As an after effect of the Partition, no national leader had to beg for a living, but she had to. When the names and pictures of those leaders are to be seen everywhere, her story remains untold…
The tragedy didn’t end with the incidents of 1947 and 1971.
If one could finally see, anyway anyhow, that “India will awaken to life and freedom” and how all the suffering will bring new dawn to this country, it would be different.
But, the truth is very clear and visible. From 1983 Nellie Massacre to 1984 anti-Sikh riots to 2002 Gujarat riots to 2012 Assam violence to 2013 Muzaffarnagar riots and other instances portray what Partition brought to us.
If the creation of India and Pakistan was that fruitful, then why is the valley of Kashmir still cordoned by more army men than smiling and free faces? Or why the unrest in the North-eastern states of India still remains unresolved?
Places like Bengal and Punjab saw the outbreaks of innumerable riots. People saw their country becoming a foreign land. The land which my forefathers used call their own country has become a foreign land to me.
This political chaos that started with the Partition is still going on. At a time when a self-proclaimed religious fundamentalist group (who has vowed to build a Ram Mandir after demolishing the historic Babri Masjid) is in power, the general conscience of the Indian public needs to be evoked.
The suffering of Dalits, Kashmiris, people of North-eastern states, minority communities reflect the consequences of the violent and heartless Partition.
Partition gave the opportunist religious groups an excuse to justify their atrocities.
Recently, according to a The Times of India report, one accused of Muzaffarnagar riots became minister of state and, according to the report, he “has been ‘rewarded’ for his Hindutva image”.

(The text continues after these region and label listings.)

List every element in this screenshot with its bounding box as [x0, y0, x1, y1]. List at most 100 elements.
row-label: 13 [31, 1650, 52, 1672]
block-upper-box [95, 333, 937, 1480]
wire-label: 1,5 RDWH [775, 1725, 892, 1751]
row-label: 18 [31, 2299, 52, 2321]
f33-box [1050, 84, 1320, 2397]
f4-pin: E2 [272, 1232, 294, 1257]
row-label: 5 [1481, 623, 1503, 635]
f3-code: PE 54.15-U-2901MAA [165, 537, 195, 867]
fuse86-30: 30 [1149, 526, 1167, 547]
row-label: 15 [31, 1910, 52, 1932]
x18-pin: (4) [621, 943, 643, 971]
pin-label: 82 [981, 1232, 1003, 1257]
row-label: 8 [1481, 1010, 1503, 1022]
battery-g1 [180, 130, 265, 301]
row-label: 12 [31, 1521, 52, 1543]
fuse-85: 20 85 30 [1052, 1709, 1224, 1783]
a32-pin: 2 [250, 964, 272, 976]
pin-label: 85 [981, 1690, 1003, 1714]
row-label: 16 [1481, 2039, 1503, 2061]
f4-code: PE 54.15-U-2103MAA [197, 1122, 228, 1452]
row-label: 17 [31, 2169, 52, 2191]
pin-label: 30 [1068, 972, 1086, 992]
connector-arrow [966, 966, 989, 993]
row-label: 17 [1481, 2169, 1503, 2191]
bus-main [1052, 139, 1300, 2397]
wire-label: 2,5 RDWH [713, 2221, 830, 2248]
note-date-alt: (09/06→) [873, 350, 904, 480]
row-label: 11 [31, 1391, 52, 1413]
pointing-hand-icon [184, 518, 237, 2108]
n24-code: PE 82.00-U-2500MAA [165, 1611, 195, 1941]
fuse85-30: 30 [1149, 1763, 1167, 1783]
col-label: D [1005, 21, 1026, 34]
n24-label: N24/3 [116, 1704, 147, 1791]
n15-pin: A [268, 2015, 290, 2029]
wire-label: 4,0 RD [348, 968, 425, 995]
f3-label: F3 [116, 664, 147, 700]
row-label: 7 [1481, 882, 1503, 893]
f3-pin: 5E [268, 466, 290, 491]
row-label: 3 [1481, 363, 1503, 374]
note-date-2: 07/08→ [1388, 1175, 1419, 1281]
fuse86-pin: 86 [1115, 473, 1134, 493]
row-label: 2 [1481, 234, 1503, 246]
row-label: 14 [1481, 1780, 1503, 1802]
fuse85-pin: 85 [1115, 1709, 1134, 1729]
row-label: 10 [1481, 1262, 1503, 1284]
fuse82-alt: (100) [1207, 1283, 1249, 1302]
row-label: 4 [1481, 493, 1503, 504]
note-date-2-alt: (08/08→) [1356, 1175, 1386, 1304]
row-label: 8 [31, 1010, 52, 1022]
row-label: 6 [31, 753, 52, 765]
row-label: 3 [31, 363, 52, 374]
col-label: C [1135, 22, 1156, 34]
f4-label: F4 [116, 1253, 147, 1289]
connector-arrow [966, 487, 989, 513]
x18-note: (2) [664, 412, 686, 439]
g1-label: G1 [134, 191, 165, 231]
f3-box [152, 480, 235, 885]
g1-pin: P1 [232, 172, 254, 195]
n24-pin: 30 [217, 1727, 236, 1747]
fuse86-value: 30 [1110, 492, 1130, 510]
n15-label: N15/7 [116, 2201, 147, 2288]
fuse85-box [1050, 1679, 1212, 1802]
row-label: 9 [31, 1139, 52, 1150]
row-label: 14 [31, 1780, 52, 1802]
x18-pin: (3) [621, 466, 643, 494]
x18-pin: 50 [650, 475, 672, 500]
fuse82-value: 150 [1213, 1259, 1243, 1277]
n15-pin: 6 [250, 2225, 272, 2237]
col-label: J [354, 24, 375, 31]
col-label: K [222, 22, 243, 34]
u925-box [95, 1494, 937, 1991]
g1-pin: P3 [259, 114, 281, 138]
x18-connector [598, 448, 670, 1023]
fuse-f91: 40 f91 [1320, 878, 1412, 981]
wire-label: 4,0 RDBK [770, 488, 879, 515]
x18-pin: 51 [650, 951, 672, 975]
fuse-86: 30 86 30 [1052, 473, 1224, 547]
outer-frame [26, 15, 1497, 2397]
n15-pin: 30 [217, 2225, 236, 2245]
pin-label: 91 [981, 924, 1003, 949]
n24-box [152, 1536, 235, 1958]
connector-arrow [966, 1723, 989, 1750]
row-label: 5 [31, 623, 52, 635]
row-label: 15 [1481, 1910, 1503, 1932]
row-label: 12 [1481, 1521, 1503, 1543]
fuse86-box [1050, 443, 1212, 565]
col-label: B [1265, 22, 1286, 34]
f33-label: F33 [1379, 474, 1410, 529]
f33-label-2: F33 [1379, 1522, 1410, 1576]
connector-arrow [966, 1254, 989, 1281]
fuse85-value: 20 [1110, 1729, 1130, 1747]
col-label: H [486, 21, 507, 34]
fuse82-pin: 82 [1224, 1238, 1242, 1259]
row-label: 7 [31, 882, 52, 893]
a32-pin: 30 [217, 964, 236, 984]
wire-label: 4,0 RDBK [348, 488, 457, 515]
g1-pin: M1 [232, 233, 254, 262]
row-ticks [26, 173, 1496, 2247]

In this chaotic political state, when I ask myself what is patriotism in India right now and how can one just simply forget its roots and accept whatever you are given, the answer turns out to be very simple.
Currently, patriotism is what the government wants you to believe and one’s patriotism must include praising the government.

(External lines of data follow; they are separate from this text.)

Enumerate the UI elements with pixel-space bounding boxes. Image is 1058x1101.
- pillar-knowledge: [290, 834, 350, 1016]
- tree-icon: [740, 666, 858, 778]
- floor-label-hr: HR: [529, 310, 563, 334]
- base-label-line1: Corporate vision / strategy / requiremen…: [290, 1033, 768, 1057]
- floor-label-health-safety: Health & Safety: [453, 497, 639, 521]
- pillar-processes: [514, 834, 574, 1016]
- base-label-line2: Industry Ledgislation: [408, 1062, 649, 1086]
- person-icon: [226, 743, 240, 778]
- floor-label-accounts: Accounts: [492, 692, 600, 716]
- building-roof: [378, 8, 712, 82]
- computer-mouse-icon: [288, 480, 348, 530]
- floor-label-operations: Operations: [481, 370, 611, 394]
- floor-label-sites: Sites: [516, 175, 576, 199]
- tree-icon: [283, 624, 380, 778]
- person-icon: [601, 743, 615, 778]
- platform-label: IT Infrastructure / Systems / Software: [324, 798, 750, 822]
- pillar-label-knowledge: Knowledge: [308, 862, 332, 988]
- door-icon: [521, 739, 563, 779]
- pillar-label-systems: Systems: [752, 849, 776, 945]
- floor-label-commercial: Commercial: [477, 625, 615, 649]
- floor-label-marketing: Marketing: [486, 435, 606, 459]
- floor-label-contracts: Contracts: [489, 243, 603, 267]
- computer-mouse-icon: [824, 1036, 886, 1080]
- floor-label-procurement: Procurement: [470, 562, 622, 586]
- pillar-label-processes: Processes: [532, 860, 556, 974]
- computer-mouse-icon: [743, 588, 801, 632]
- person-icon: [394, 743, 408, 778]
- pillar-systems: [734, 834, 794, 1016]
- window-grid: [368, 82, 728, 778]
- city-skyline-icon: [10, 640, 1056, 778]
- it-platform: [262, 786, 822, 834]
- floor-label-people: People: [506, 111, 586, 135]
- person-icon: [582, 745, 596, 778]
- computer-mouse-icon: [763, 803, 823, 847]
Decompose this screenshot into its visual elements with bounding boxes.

I live in a land where people speak the same language that I do, but still I have to be the ‘refugee’ because my roots are now a foreign country.
In spite of being a ‘refugee’, I have to believe in the definition of patriotism that is currently prevailing in this country.
This contradictory nature of the current situation reminds me of Sartre’s words, “What is life but an unpleasant interruption to a peaceful nonexistence” and gives rise to the question, “Where’s my country?”